Right subphrenic space - It lies between the diaphragm and the anterior, superior and right lateral surfaces of the right lobe of the liver. It is bounded on the left side by the falciform ligament and behind by the upper layer of the coronary ligament. It is a relatively common site for collections of fluid after right sided abdominal inflammation.

Right subhepatic space(hepatorenal recess) – It lies between the right lobe of the liver and the right kidney. It is bounded superiorly by the inferior layer of the coronary ligament, laterally by the right lateral abdominal wall, posteriorly by the anterior surface of the upper pole of the right kidney and medially by the second part of the duodenum, hepatic flexure, transverse mesocolon and part of the head of the pancreas. In the supine position the posterior right subhepatic space is more dependent than the right paracolic gutter: postoperative infected fluid collections are common in this location.

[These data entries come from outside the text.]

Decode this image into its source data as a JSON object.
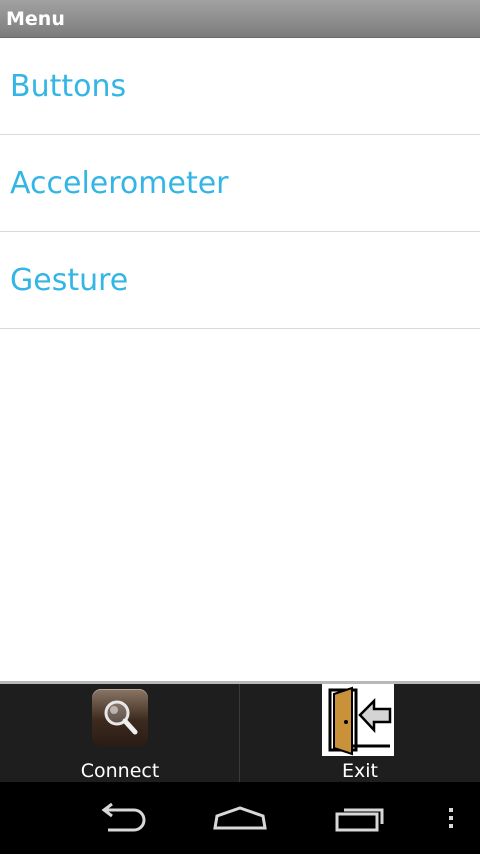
{
  "title_bar": {
    "title": "Menu"
  },
  "menu": {
    "items": [
      {
        "label": "Buttons"
      },
      {
        "label": "Accelerometer"
      },
      {
        "label": "Gesture"
      }
    ],
    "accent_color": "#33b5e5"
  },
  "bottom_menu": {
    "connect": {
      "label": "Connect",
      "icon": "magnifier-icon"
    },
    "exit": {
      "label": "Exit",
      "icon": "exit-door-icon"
    }
  },
  "nav_bar": {
    "buttons": [
      "back-icon",
      "home-icon",
      "recent-apps-icon",
      "overflow-menu-icon"
    ]
  }
}
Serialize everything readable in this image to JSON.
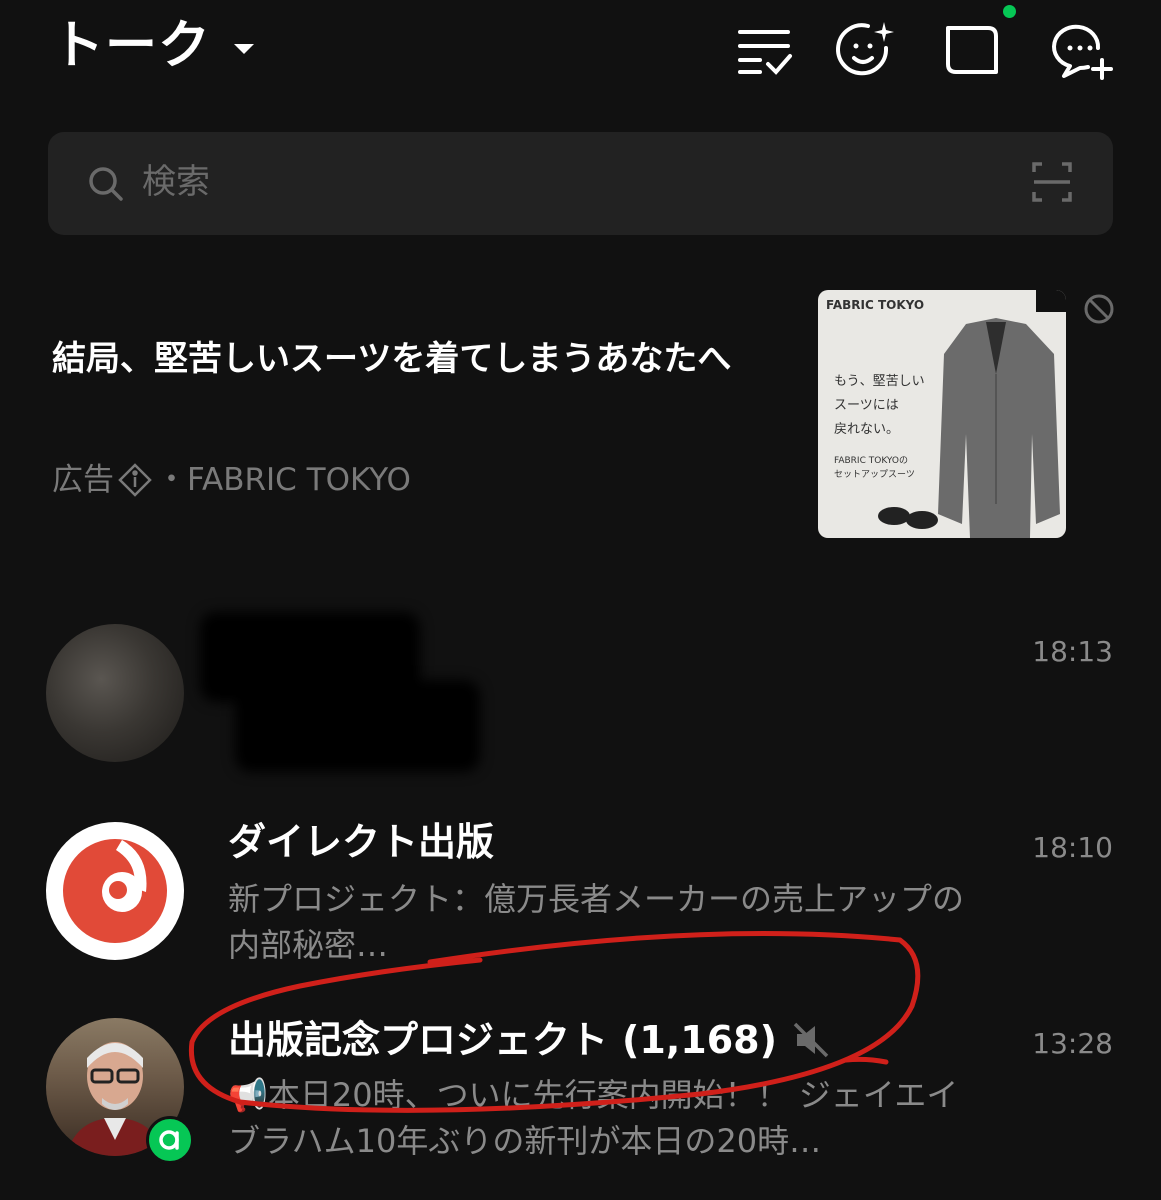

Lesser sac(Omental bursa) - The lesser sac is a space that lies posterior to the stomach and gastrohepatic ligament. Superiorly lies the caudate lobe of the liver, and inferiorly the transverse mesocolon. The lesser sac communicates with the greater sac through the foramen of Winslow.

Left subphrenic space - It lies between the diaphragm, the anterior and superior surfaces of the left lobe of the liver, the anterosuperior surface of the stomach and the diaphragmatic surface of the spleen. It is the commonest site of fluid collection after upper abdominal, particularly splenic, surgery.

Left perihepatic space - It is sometimes subdivided into anterior and posterior spaces. The posterior perihepatic space is also known as the left subhepatic space or gastrohepatic recess. The left anterior perihepatic space lies between the anterosuperior surface of the left lobe of the liver and diaphragm.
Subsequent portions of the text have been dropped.